Bacardi clamps down on brand scam fraudster
Island-based global drinks firm Bacardi has clamped down on a brand scam run by a fraudster who billed himself “the baron of spirits”.
Mystery man Tofikuddin Ovaysi registered nearly 100 shell businesses in the UK using clone names of drinks producers — including Bermuda’s Bacardi.
But now the real Bacardi has taken action in England to have Mr Ovaysi’s Bacardi Ltd axed.
A spokeswoman for Bacardi, which operates in Britain as Bacardi UK Ltd, said: “We took action on this matter as soon as we became aware of it and we won.
“Bacardi is diligent in protecting its corporate and brand names and addresses any infringement on our intellectual property.”
The UK Company Names Adjudicator last November ordered that the bogus Bacardi change its name within a month — or it would be done for them.
Mr Ovaysi was also ordered not to use any company names that could be confused with existing companies.
Among the other drinks company names registered in the UK by Mr Ovaysi, said to be a Russian who lived in the Ukraine, were linked to reputable companies like Diageo, Pernod Ricard and whisky maker William Grant & Sons.
Most of the firms were registered last summer while he was living and working in the Ukraine, where he was wrongly reported to be the son of millionaire Vijay Mallya of India’s United Breweries. known as UB Group and the makers of Kingfisher Beer.
Mr Ovaysi opened what was thought to be the Ukrainian HQ of United Breweries in the provincial city of Ternopil last February, promising major investment and hundreds of jobs.
But he fled the city last September when his Ukrainian business, UB Groupe rather than UB Group, was declared bankrupt.
He built his fake drinks empire using £10 registrations of 96 clone companies at the British public registry, Companies House, using a mailbox address in London.
Some of his cloned companies, including United Breweries Group Ltd and Kingfisher Beer Ltd, remain on the UK register of companies.
The news has prompted calls by UK politicians to tighten up Britain’s company registration system.

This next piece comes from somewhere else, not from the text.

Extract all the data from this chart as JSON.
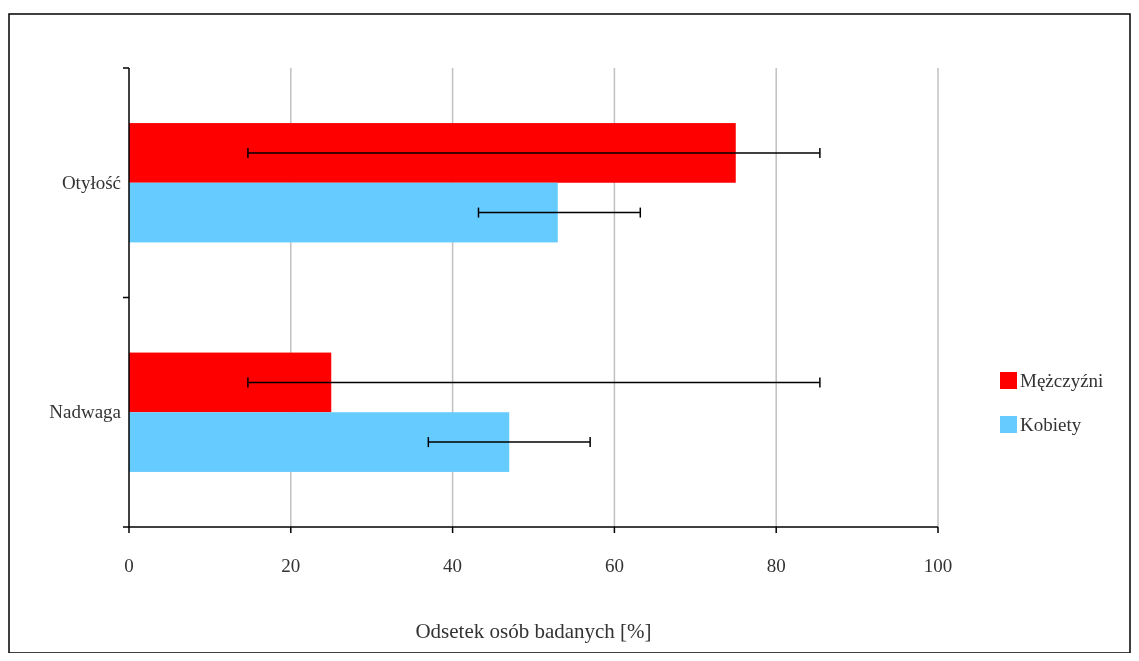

Roger Mullin, an MP from Scotland, the home of Scotch whisky, said the Ovaysi case underlined the need for urgent reform of the company registration system.
Companies House has four million recorded firms as well as millions of directors, many of whom are thought to be falsely or inaccurately recorded.
Mr Mullin said: “Companies House simply doesn’t have the resource to properly investigate and administer registrations.
“This is making it much easier than it should be for rogue registrations and for dubious practices to go undetected.”
Companies House said it did not check new registrations for name infringements, but that it urged those applying for businesses to do so.
The organisation added that companies who believed their names had been stolen to appeal to Companies House to have the problem fixed.